Aí vão trechos que achei interessantes no depoimento do Joe O´Herlihy, irlandês de Cork que é responsável pelo som nos shows do U2 desde 1979, ou seja, deles que eles eram um bando de piás mal saidos dos cueiros, ou traduzindo, uma baby band, que é como o Paul McGuinness se refere a eles no princípio.

O artigo tem bastante informação técnica, que vou deixar de lado, até porque eu mesma não entendo nada disso. Inclusive pode ser que algo soe estranho nessa minha tradução, então peço desculpas a quem é músico aqui no fórum, se usei a terminologia errada.

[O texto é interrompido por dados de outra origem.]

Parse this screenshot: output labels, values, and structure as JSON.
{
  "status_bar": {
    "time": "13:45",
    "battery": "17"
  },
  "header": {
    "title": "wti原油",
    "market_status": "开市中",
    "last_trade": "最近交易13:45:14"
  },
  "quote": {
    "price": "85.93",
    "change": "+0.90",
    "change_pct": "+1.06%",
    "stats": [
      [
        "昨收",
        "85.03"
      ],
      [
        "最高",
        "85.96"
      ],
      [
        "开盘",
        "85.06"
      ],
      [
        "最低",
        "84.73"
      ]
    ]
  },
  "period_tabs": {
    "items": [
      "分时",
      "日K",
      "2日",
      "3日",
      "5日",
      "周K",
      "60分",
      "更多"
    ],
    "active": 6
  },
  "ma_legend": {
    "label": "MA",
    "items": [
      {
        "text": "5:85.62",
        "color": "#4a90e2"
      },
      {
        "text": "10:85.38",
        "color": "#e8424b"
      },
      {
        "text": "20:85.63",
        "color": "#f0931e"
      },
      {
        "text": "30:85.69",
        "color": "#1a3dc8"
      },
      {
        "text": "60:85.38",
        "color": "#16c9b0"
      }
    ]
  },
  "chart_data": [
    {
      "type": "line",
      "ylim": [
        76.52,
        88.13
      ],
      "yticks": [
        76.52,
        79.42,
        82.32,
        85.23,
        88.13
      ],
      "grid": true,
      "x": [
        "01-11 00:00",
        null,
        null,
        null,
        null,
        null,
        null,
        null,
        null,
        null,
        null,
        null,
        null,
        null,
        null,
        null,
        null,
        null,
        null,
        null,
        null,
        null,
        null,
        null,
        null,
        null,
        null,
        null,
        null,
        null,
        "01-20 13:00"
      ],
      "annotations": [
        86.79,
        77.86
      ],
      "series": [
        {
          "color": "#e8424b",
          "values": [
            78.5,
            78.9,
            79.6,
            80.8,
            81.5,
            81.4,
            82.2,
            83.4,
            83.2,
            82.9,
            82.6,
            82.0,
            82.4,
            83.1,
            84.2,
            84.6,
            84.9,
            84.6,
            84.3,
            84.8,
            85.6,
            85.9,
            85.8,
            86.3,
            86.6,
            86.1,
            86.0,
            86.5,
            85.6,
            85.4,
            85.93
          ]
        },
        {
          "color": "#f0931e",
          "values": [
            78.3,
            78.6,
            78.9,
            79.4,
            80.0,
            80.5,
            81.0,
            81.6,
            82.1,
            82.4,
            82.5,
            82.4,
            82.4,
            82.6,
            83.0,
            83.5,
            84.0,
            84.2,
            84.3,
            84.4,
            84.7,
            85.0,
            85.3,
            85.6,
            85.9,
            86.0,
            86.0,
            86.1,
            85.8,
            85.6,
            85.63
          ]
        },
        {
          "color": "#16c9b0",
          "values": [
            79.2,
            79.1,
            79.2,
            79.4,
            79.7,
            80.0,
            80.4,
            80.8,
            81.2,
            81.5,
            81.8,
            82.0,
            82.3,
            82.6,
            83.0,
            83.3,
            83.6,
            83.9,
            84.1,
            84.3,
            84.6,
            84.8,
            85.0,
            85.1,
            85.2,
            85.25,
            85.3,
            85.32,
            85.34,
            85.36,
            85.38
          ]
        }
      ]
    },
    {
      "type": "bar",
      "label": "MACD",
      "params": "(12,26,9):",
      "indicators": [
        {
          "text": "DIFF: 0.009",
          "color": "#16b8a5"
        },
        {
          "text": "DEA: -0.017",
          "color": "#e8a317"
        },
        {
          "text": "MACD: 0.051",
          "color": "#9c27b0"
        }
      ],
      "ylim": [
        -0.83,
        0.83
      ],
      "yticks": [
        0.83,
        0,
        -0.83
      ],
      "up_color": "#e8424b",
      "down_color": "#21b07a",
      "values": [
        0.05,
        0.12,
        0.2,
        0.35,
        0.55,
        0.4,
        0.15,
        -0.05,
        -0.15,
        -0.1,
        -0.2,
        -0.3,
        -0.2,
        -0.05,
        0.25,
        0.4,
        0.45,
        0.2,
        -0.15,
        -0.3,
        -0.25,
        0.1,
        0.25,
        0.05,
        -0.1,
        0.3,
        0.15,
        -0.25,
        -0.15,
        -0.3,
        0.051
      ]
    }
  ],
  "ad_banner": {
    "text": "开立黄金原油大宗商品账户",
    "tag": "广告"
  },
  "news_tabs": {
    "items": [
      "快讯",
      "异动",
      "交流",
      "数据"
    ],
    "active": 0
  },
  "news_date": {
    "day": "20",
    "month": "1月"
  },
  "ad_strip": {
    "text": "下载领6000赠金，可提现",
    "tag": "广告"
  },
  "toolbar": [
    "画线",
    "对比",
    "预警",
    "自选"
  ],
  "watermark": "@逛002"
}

Mas há também outras coisas legais, como por exemplo, o comportamente tipicamente punk do Bono, quebrando tudo nos primeiros shows, uma grande surpresa, vejam só:


(O’Herlily, com Gavin Friday ao fundo)

Continuando então com o depoimento do Joe O´Herlihy, diretor de áudio dos shows do U2, no livro U2 Show, agora falando sobre os desafios que foram a Zoo TV e PopMart, no seu campo de atuação:

As idéias de produção da Zoo TV foram resultado direto da influência recebida enquanto eles trabalharamem Berlim. Quando você está no estágio de pré-produção da turnê, o departamento de áudio é sempre olhado como o “primo pobre”. Isso não era particularmente prazeroso, porque eu sentia que a banda havia conquistado sua reputação e credibilidade pela ótima qualidade de som, nos dez anos que se passaram. Eu tinha muito orgulho disso. Era óbvio que eu teria que lutar pelo meu espaço dessa vez. O design de palco da Zoo TV proporcionou certamente o melhor show de rock multimídia de todos os tempos, e é algo pra se ter orgulho. A forma como a Zoo TV foi construída andou lado a lado com o design do sistema de som da turnê. Nós tínhamos que fazer as coisas de forma diferente para alcançar os melhores resultados possíveis, por causa da enorme diferença na qualidade de aúdio que se verificava na transição do som do álbum (Achtung Baby) para as performances ao vivo das novas músicas, da perspectiva do áudio. Reproduzir o novo som do U2 foi provavelmente o obstáculo mais difícil que já enfrentamos.”

 (Zoo TV Tour, 1992)

O design do palco da PopMart novamente ameaçou a integridade do departamento de som. Depois de termos feito o impossível na Zoo TV, eu achei que as lições que aprendemos iriam ser postas à mesa para discussão na PopMart. Não foi bem assim. Eu tive enormes dificuldades com a PopMart, porque eu recebi o design do sistema de som já pronto e definido, e tive que achar formas de complementá-lo. Eu sentei com Roy e Troy Clair, e Greg Hall, da Clair Brothers Audio (empresa responsável pelos equipamentos de som utilizados pelo U2 desde a War Tour até hoje) e disse: “Okay, esse é o design do sistema de som com o qual teremos que lidar (afetuosamente chamado de Abóbora Cor de Laranja) e, como eu terei que mixar o show numa configuração mono, vou precisar de mais caixas de som. Eu quero desenvolver um jeito esperto e inteligente de complementar esse sistema de som.” O pessoal da Clair Brothers abraçou a idéia de forma muito positiva. Eu acho que conseguimos o melhor resultado possível, em circunstâncias terríveis. A pior qualidade de som em todo o estádio era justamente onde o pedestal do microfone do Bono ficava, bem debaixo da Abóbora. Nesses meus mais de 20 anos de relacionamento com o Bono, ele passou o tempo todo na frente do meu sistema de som, mas na PopMart ele corria para as laterais do palco só pra fugir daquele péssimo local em termos de som, e então começou “Oh, tem um visual legal aqui na lateral do palco, e além disso eu posso ouvir e cantar muito melhor do que lá no meio.” Foi um enorme desafio. Eu o enfrentei, e fiz as coisas funcionarem da melhor forma possível, mas nunca atingiu a condição ideal, de jeito nenhum.”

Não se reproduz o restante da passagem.